Today the atmosphere had a personality. The atmosphere should never have a personality, not on any day of the week. The air around us ought to be neutral, undetectable. The atmosphere should help facilitate our movements from day to day and that’s it. We should consider the atmosphere something that does not require much consideration.

But today we had no choice. I don’t know about you, but from the moment my eyes opened this morning after six hours of pointless sleep, I awoke to a different atmosphere. It was sitting on my chest, heavy and still. In the past days it has been drawing down, thick and bleak. I went to the kitchen to make tea and check what had happened overnight. I learned fellow Chicagoans were packed like lemmings into terminals at O’Hare, death rates in Italy are surging, and in Spain, citizens who leave the house must carry an official affidavit stating their business or face a penalty of fine or arrest.

I read and stirred my teaspoon around in my mug, and the atmosphere settled into a deep, wide chair to watch me as I became quieter and smaller. It’s watching us all right now as we do that. It has settled down on and around us all, watching us as we watch this.

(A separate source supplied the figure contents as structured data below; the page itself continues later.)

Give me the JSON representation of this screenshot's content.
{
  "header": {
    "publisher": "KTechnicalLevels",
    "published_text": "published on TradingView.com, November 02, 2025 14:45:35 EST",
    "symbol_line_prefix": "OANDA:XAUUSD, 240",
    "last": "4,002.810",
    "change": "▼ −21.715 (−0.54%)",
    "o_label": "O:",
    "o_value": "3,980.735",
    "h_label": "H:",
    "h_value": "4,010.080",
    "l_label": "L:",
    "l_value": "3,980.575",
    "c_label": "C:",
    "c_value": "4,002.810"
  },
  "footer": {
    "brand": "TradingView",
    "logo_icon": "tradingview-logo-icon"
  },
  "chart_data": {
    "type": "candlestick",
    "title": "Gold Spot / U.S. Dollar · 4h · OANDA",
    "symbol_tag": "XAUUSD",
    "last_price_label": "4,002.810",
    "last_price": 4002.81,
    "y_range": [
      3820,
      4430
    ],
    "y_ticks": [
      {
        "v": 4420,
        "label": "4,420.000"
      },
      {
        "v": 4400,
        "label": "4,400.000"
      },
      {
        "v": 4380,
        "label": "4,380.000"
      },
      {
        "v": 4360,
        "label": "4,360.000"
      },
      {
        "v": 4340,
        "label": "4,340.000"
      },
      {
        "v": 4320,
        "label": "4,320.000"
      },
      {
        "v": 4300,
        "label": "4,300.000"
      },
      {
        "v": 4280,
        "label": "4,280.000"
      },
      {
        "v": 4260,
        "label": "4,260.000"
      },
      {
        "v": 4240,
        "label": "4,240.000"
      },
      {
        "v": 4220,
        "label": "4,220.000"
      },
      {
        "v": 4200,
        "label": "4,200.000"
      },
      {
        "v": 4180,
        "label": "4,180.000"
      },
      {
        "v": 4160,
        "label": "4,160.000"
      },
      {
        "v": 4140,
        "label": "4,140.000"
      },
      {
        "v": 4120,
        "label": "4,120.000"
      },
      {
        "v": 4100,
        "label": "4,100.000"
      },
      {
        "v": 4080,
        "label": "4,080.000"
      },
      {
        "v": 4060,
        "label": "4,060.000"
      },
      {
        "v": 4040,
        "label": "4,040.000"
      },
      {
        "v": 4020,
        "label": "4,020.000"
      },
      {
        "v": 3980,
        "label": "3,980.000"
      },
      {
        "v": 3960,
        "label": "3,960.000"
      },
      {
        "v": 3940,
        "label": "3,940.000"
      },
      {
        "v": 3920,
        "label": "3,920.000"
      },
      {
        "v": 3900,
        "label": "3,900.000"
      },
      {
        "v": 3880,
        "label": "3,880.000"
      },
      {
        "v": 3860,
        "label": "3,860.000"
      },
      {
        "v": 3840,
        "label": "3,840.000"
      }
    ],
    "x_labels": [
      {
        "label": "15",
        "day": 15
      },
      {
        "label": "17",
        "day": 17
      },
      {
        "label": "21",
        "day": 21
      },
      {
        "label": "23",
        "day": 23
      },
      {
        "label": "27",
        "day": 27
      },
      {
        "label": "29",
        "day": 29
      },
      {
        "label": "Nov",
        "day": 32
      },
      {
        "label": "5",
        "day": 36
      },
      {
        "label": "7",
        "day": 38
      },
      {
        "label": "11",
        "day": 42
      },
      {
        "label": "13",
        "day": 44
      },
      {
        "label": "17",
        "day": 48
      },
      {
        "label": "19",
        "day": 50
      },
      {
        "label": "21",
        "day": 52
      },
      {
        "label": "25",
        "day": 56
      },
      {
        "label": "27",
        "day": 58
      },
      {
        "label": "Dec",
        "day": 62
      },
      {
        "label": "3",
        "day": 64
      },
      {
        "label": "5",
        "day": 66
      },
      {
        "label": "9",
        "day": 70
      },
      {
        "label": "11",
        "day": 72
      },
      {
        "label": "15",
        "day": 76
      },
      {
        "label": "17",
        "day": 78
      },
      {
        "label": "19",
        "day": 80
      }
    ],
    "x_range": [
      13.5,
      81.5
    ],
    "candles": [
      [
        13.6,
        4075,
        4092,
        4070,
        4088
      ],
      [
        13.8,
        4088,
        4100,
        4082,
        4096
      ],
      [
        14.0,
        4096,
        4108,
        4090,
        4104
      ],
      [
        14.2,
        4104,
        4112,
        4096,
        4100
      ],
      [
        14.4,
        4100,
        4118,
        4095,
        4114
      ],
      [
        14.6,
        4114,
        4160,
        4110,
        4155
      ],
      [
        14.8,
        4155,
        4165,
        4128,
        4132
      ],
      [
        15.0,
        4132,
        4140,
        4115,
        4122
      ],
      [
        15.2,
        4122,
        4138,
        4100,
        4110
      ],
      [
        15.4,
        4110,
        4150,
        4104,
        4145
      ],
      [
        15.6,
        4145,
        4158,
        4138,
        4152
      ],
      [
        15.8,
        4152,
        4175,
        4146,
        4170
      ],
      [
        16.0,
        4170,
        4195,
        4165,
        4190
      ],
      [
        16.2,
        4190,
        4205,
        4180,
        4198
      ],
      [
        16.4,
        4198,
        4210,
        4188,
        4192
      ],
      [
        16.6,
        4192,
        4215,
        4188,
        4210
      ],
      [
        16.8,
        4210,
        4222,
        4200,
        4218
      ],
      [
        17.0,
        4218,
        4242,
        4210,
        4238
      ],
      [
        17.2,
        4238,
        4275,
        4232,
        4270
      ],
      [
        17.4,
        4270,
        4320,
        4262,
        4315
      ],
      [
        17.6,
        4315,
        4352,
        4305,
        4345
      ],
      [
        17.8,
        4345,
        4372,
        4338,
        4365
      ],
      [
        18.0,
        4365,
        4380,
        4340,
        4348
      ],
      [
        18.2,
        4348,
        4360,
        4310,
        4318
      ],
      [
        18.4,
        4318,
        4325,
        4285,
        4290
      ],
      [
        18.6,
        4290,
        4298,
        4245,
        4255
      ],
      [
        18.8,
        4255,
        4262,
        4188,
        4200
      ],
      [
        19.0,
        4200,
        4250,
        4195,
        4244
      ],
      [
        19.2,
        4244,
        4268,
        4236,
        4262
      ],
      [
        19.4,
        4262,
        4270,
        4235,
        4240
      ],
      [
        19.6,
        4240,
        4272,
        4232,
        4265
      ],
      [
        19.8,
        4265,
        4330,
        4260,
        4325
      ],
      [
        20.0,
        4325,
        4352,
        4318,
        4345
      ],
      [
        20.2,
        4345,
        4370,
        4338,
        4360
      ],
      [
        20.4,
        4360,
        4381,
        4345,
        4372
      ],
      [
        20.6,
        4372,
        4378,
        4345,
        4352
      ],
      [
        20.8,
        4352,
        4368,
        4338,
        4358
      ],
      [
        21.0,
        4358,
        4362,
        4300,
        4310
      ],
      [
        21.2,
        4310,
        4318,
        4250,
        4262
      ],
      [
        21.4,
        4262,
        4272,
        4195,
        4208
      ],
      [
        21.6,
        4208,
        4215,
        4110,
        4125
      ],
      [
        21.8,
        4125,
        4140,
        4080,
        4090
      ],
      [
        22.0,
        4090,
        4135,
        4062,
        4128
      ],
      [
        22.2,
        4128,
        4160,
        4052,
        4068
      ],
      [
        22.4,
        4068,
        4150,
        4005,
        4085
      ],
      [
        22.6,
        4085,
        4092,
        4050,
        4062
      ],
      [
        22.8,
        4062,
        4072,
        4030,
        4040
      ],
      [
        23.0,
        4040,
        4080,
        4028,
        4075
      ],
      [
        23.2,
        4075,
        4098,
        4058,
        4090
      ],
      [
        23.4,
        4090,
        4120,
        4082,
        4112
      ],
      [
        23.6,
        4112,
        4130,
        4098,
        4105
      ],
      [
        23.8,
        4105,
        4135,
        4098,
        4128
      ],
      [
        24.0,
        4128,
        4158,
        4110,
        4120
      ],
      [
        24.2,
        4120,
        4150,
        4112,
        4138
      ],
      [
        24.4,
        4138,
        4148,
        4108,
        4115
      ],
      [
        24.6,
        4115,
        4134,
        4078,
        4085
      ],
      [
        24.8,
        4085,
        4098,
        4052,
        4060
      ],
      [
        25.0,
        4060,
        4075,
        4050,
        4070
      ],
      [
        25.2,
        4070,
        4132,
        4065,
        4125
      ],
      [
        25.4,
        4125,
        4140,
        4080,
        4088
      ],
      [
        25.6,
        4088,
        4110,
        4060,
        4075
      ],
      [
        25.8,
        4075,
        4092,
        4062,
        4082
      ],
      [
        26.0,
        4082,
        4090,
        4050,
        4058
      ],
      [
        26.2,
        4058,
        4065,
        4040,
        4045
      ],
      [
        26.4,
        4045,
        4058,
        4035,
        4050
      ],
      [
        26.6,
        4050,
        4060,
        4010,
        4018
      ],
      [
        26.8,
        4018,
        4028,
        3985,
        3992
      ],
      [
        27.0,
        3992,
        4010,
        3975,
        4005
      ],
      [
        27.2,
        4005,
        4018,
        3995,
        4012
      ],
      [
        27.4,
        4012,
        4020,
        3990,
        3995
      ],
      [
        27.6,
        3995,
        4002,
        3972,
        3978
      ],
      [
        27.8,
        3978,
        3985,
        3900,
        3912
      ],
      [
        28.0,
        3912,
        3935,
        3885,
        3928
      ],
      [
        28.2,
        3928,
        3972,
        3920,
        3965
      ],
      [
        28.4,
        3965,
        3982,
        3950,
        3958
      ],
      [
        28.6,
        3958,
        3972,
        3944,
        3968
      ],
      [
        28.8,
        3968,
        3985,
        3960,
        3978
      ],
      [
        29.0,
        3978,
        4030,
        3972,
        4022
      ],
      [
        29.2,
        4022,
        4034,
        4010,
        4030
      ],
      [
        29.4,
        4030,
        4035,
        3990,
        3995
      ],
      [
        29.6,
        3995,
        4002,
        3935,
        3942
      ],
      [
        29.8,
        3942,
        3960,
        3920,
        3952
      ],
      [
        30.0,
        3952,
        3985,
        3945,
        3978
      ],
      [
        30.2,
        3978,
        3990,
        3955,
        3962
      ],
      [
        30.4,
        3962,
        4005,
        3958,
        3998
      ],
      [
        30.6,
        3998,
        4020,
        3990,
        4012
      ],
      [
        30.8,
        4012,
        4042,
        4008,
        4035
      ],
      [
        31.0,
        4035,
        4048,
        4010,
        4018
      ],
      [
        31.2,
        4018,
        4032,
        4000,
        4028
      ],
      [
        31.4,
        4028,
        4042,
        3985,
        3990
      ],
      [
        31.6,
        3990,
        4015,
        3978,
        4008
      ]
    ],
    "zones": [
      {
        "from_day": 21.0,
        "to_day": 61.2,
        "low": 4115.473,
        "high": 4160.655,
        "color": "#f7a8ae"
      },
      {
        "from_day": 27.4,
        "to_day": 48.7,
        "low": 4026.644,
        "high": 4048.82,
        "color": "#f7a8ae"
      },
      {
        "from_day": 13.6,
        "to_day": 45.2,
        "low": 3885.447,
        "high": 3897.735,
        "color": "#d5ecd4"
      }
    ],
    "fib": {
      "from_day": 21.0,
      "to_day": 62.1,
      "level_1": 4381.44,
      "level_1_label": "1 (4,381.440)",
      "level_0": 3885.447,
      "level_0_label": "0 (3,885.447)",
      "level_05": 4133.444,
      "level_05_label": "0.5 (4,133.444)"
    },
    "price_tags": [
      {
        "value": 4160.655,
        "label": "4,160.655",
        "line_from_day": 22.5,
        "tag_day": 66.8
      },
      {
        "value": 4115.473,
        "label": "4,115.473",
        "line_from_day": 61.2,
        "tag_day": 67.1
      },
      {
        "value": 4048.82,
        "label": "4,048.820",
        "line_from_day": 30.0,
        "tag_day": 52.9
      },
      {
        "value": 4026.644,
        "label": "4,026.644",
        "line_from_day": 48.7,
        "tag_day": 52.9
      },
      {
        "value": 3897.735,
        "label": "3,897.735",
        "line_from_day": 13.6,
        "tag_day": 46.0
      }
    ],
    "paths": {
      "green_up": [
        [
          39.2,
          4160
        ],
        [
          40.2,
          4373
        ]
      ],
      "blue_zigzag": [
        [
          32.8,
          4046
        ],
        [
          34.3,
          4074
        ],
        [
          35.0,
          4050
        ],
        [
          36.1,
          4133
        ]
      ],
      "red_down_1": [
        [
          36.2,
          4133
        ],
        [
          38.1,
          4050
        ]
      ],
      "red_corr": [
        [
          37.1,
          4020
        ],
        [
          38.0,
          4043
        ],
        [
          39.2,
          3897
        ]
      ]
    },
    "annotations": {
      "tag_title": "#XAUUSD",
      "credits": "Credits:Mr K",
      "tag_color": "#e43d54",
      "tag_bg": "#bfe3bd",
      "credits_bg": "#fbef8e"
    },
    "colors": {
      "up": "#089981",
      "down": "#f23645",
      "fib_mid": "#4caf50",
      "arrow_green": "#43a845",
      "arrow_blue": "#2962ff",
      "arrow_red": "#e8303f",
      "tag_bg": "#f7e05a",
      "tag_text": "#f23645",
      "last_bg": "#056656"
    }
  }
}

It feels like the air does not have our best interests in mind. There’s too much weight to it, it’s not natural. The air is not moving the way it ought to. We’re stuck to our chairs, holding our breath.

Maybe it’s worse than that. Perhaps the atmosphere this Sunday was the way it’s supposed to be: neutral. But it’s too evil to be true. Neutrality or apathy in the face of calamity is the most terrifying thing of all.

Please, everyone, no matter what, as much as you can, I know it’s hard: Stay home.